Alors que l'antisémitisme français traditionnel - maurrassien - est volontiers pro-israélien, tous les révisionnistes sont des antisionistes déterminés. Les uns glissent de l'antisionisme à l'antisémitisme, ce qui est le cas d'une certaine ultra-gauche[43]. D'autres accomplissent le chemin inverse. Cette nécessité absolue du discours antisioniste dans le révisionnisme s'explique fort bien. Il s'agit d'anticiper sur la création de l'État d'Israël. Israël est un État qui emploie les moyens de la violence et de la domination. On peut ainsi, en faisant comme si une telle entité existait déjà en 1943, faire oublier que les communautés juives étaient des communautés désarmées. On pourra même ainsi, à la limite, expliquer que le nazisme est une création, sans doute fantasmatique, du sionisme[44].

Cela étant dit, le nationalisme allemand peut parfaitement se combiner avec la défense des thèses arabes[45]. Il existe un palestino-révisionnisme qui a du reste des adversaires décidés[46]. Il existe aussi, même en Israël, quelques judéo-révisionnistes, en très petit nombre, semble-t-il[47].

D'une façon générale, la thématique de ces ouvrages, tout particulièrement de ceux qui s'inspirent du national-socialisme allemand, ancien ou renouvelé[48], est d'une grande pauvreté, au point qu'on peut dire que tous ces livres sont programmés, que leurs pages se succèdent sans jamais apporter d'imprévu. Le lecteur réapprendra régulièrement les mêmes faits : que les Juifs ont déclaré la guerre à l'Allemagne hitlérienne dès 1933, comme l'établissent de façon infaillible des citations tirées de tel ou tel journal obscur du Middle West[49], que les pertes qu'ils ont pu encourir pendant la guerre et qui sont du reste d'une extrême modération sont uniquement dues aux aléas de la guerre de partisans, qu'il n'a pas existé d'installations d'extermination, que les morts dans les camps sont dues à peu près exclusivement au typhus. Je me bornerai ici à noter un point de méthode et à relever quelques écarts.
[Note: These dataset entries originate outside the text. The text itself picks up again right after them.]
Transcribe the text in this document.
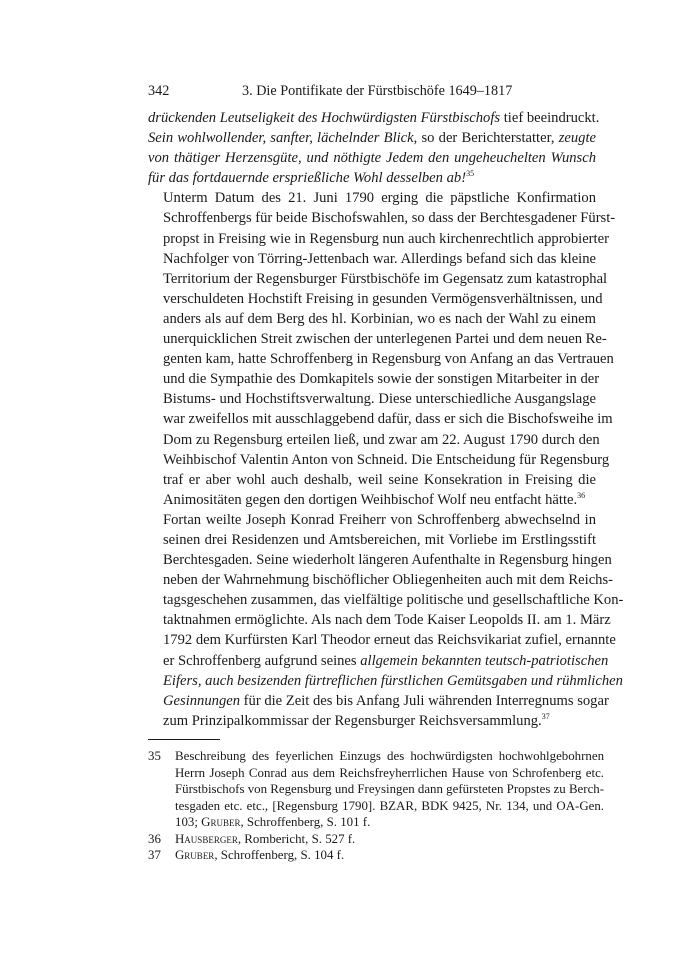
342	3. Die Pontifikate der Fürstbischöfe 1649–1817

drückenden Leutseligkeit des Hochwürdigsten Fürstbischofs tief beeindruckt.
Sein wohlwollender, sanfter, lächelnder Blick, so der Berichterstatter, zeugte
von thätiger Herzensgüte, und nöthigte Jedem den ungeheuchelten Wunsch
für das fortdauernde ersprießliche Wohl desselben ab!$^{35}$

Unterm Datum des 21. Juni 1790 erging die päpstliche Konfirmation
Schroffenbergs für beide Bischofswahlen, so dass der Berchtesgadener Fürst-
propst in Freising wie in Regensburg nun auch kirchenrechtlich approbierter
Nachfolger von Törring-Jettenbach war. Allerdings befand sich das kleine
Territorium der Regensburger Fürstbischöfe im Gegensatz zum katastrophal
verschuldeten Hochstift Freising in gesunden Vermögensverhältnissen, und
anders als auf dem Berg des hl. Korbinian, wo es nach der Wahl zu einem
unerquicklichen Streit zwischen der unterlegenen Partei und dem neuen Re-
genten kam, hatte Schroffenberg in Regensburg von Anfang an das Vertrauen
und die Sympathie des Domkapitels sowie der sonstigen Mitarbeiter in der
Bistums- und Hochstiftsverwaltung. Diese unterschiedliche Ausgangslage
war zweifellos mit ausschlaggebend dafür, dass er sich die Bischofsweihe im
Dom zu Regensburg erteilen ließ, und zwar am 22. August 1790 durch den
Weihbischof Valentin Anton von Schneid. Die Entscheidung für Regensburg
traf er aber wohl auch deshalb, weil seine Konsekration in Freising die
Animositäten gegen den dortigen Weihbischof Wolf neu entfacht hätte.$^{36}$

Fortan weilte Joseph Konrad Freiherr von Schroffenberg abwechselnd in
seinen drei Residenzen und Amtsbereichen, mit Vorliebe im Erstlingsstift
Berchtesgaden. Seine wiederholt längeren Aufenthalte in Regensburg hingen
neben der Wahrnehmung bischöflicher Obliegenheiten auch mit dem Reichs-
tagsgeschehen zusammen, das vielfältige politische und gesellschaftliche Kon-
taktnahmen ermöglichte. Als nach dem Tode Kaiser Leopolds II. am 1. März
1792 dem Kurfürsten Karl Theodor erneut das Reichsvikariat zufiel, ernannte
er Schroffenberg aufgrund seines allgemein bekannten teutsch-patriotischen
Eifers, auch besizenden fürtreflichen fürstlichen Gemütsgaben und rühmlichen
Gesinnungen für die Zeit des bis Anfang Juli währenden Interregnums sogar
zum Prinzipalkommissar der Regensburger Reichsversammlung.$^{37}$

35	Beschreibung des feyerlichen Einzugs des hochwürdigsten hochwohlgebohrnen
Herrn Joseph Conrad aus dem Reichsfreyherrlichen Hause von Schrofenberg etc.
Fürstbischofs von Regensburg und Freysingen dann gefürsteten Propstes zu Berch-
tesgaden etc. etc., [Regensburg 1790]. BZAR, BDK 9425, Nr. 134, und OA-Gen.
103; Gruber, Schroffenberg, S. 101 f.
36	Hausberger, Rombericht, S. 527 f.
37	Gruber, Schroffenberg, S. 104 f.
C'est une pratique révisionniste fondamentale que de se refuser à distinguer entre les mots et la réalité. Il ya eu pendant la guerre mondiale des déclarations de chefs alliés à l'intention des Allemands qui ont été terribles, et des actes qui ne l'ont pas été moins et qui constituent des crimes de guerre dans tous les sens de ce terme. Mais il est remarquable de constater que les révisionnistes, tout en mentionnant ces faits (bombardements de Dresde, évacuation dramatique des Allemands des régions devenues polonaises ou redevenues tchécoslovaques, etc.), mettent volontiers l'accent sur des textes délirants, relevant d'un racisme de guerre élémentaire et qui n'ont pas reçu le plus petit commencement d'application. C'est ainsi qu'un certain Théodore Kaufmann, baptisé pour la circonstance conseiller personnel de Roosevelt, ayant publié pendant la guerre un pamphlet intitulé Germany must perish, et qui prévoyait la stérilisation des Allemands, ce pamphlet est placé sur le même plan que les discours de Hitler ou de Himmler qui avaient, eux, la possibilité de passer à la pratique[50].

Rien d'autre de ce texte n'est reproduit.